31.07.2011

 

I.       Worum es geht

Gesellschafter einer GbR haften neben der Gesellschaft für Verbindlichkeiten der Gesellschaft – und untereinander haften sie als Gesamtschuldner. Dem dadurch komfortabel gestellten Gläubiger steht es danach frei, ob er einen oder alle Gesellschafter verklagt oder nur die Gesellschaft oder alle gemeinsam.
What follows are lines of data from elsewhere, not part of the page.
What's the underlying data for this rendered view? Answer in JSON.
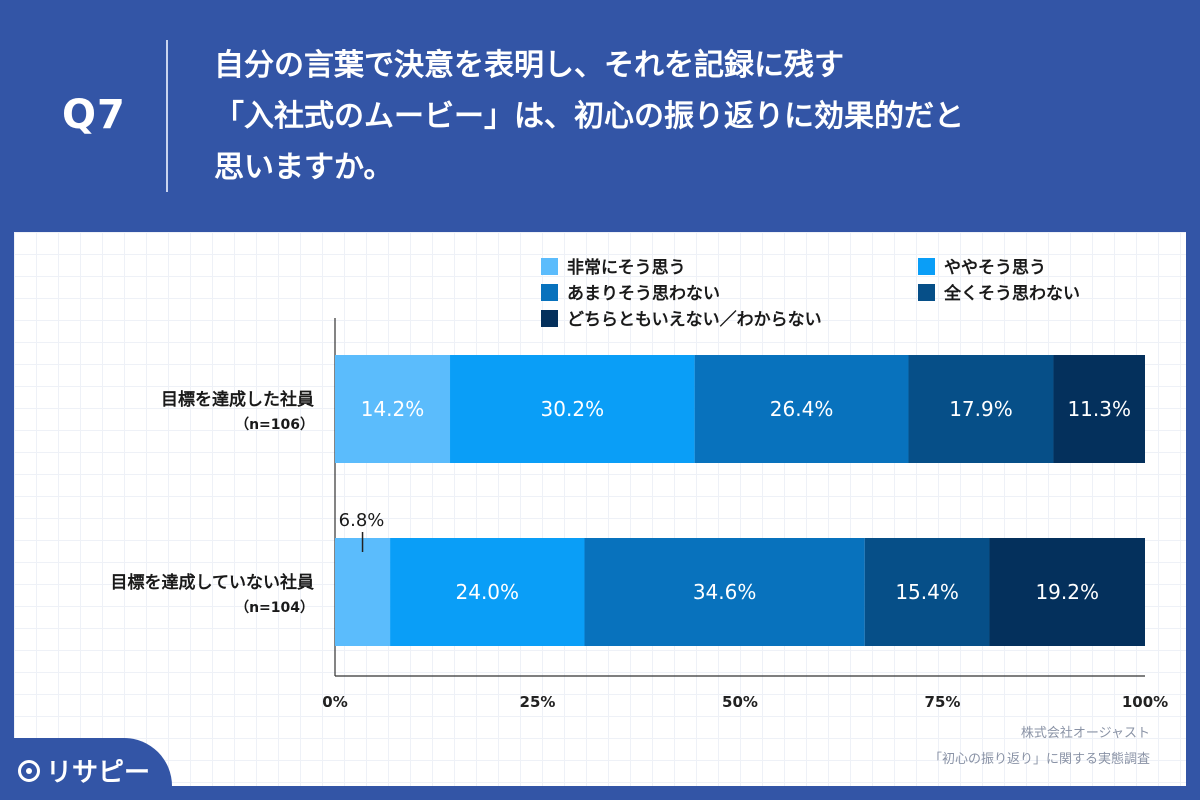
{
  "header": {
    "question_number": "Q7",
    "question_lines": [
      "自分の言葉で決意を表明し、それを記録に残す",
      "「入社式のムービー」は、初心の振り返りに効果的だと",
      "思いますか。"
    ]
  },
  "chart_data": {
    "type": "bar",
    "orientation": "horizontal-stacked-100",
    "categories": [
      {
        "label": "目標を達成した社員",
        "sub": "（n=106）"
      },
      {
        "label": "目標を達成していない社員",
        "sub": "（n=104）"
      }
    ],
    "series": [
      {
        "name": "非常にそう思う",
        "color": "#5bbcfc",
        "values": [
          14.2,
          6.8
        ]
      },
      {
        "name": "ややそう思う",
        "color": "#0a9ef7",
        "values": [
          30.2,
          24.0
        ]
      },
      {
        "name": "あまりそう思わない",
        "color": "#0872bd",
        "values": [
          26.4,
          34.6
        ]
      },
      {
        "name": "全くそう思わない",
        "color": "#064f88",
        "values": [
          17.9,
          15.4
        ]
      },
      {
        "name": "どちらともいえない／わからない",
        "color": "#04305c",
        "values": [
          11.3,
          19.2
        ]
      }
    ],
    "data_labels": [
      [
        "14.2%",
        "30.2%",
        "26.4%",
        "17.9%",
        "11.3%"
      ],
      [
        "6.8%",
        "24.0%",
        "34.6%",
        "15.4%",
        "19.2%"
      ]
    ],
    "xlim": [
      0,
      100
    ],
    "x_ticks": [
      {
        "value": 0,
        "label": "0%"
      },
      {
        "value": 25,
        "label": "25%"
      },
      {
        "value": 50,
        "label": "50%"
      },
      {
        "value": 75,
        "label": "75%"
      },
      {
        "value": 100,
        "label": "100%"
      }
    ],
    "legend_position": "top-right"
  },
  "footer": {
    "source_line1": "株式会社オージャスト",
    "source_line2": "「初心の振り返り」に関する実態調査",
    "brand": "リサピー"
  }
}
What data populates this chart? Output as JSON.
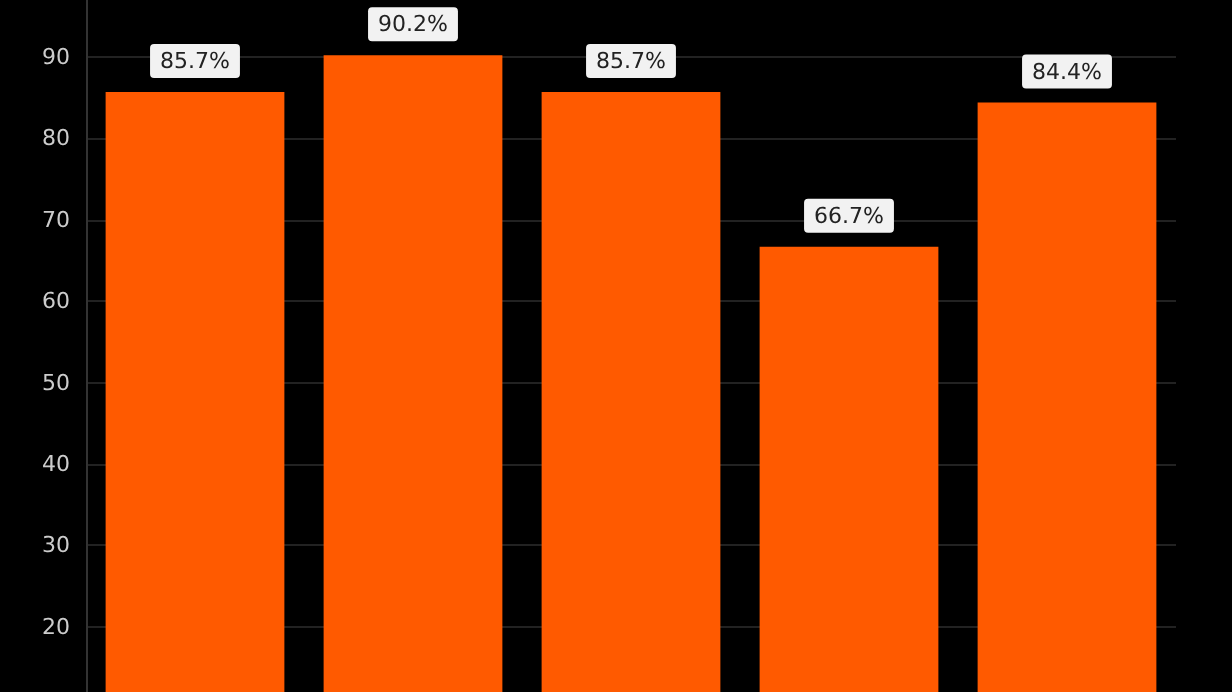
{
  "chart_data": {
    "type": "bar",
    "categories": [
      null,
      null,
      null,
      null,
      null
    ],
    "values": [
      85.7,
      90.2,
      85.7,
      66.7,
      84.4
    ],
    "value_labels": [
      "85.7%",
      "90.2%",
      "85.7%",
      "66.7%",
      "84.4%"
    ],
    "color": "#ff5a00",
    "ylim": [
      12,
      97
    ],
    "yticks": [
      20,
      30,
      40,
      50,
      60,
      70,
      80,
      90
    ],
    "grid": "y"
  }
}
Entscheidet sich ein Gläubiger, die Gesellschaft zu verklagen und unterliegt er dabei rechtkräftig, hat ein nachfolgender Prozess gegen die Gesellschafter keinen Sinn, denn es gibt dann keine Verbindlichkeit der Gesellschaft, für die gehaftet werden kann. Wird also der Prozess gegen die Gesellschaft schlecht geführt, ist der Anspruch faktisch verloren und zwar allen gegenüber.

Den umgekehrten Fall hatte jetzt der BGH zu entscheiden. Hier hatte sich der Gläubiger entschlossen, direkt alle Gesellschafter zu verklagen und nicht die Gesellschaft selbst. Er verlor diesen Prozess rechtskräftig und ging dann mit der Erfahrung dieses verlorenen Vorprozesses nunmehr gegen die Gesellschaft vor.

Das OLG hielt diese zweite Klage für unzulässig, weil ihr die Rechtskraft des ersten entgegenstehe. Der BGH (Urteil vom 22.03.2011 − II ZR 249/09) hob das Urteil auf und verwies zurück.

II.      Die Entscheidung

Die Klage gegen die Gesellschaft ist entgegen der Auffassung des OLG zulässig.

1.      Rechtskraft eines im Prozess gegen die Gesellschafter ergangenen Urteils erstreckt sich nicht auf die Gesellschaft

„Nimmt ein Dritter in einem Rechtsstreit die Gesellschafter einer Gesellschaft bürgerlichen Rechts aus ihrer persönlichen Haftung für eine Gesellschaftsschuld in Anspruch, entfaltet die Rechtskraft eines in diesem Prozess ergangenen Urteils keine Wirkung in einem weiteren Prozess, in dem er nunmehr den Anspruch gegen die Gesellschaft verfolgt. Dies gilt auch dann, wenn alle Gesellschafter am Vorprozess beteiligt waren.“

Denn die Rechtskraft eines im Prozess gegen die Gesellschafter ergangenen Urteils erstreckt sich nach § 325 ZPO nicht auf die Gesellschaft. Nach dieser Vorschrift wirkt die Rechtskraft eines Urteils grundsätzlich nur für und gegen die Parteien des Rechtsstreits, in dem das Urteil ergangen ist. Die bekl. Gesellschaft bürgerlichen Rechts war am Vorprozess nicht beteiligt. Parteien des Vorprozesses waren vielmehr ihre vier Gesellschafter. Bei der Gesellschaft bürgerlichen Rechts und ihren Gesellschaftern handelt es sich um verschiedene Rechtssubjekte. Richtet sich eine Klage ausschließlich gegen die Gesellschafter einer Gesellschaft bürgerlichen Rechts, sind nur diese und nicht auch die Gesellschaft am Verfahren beteiligt.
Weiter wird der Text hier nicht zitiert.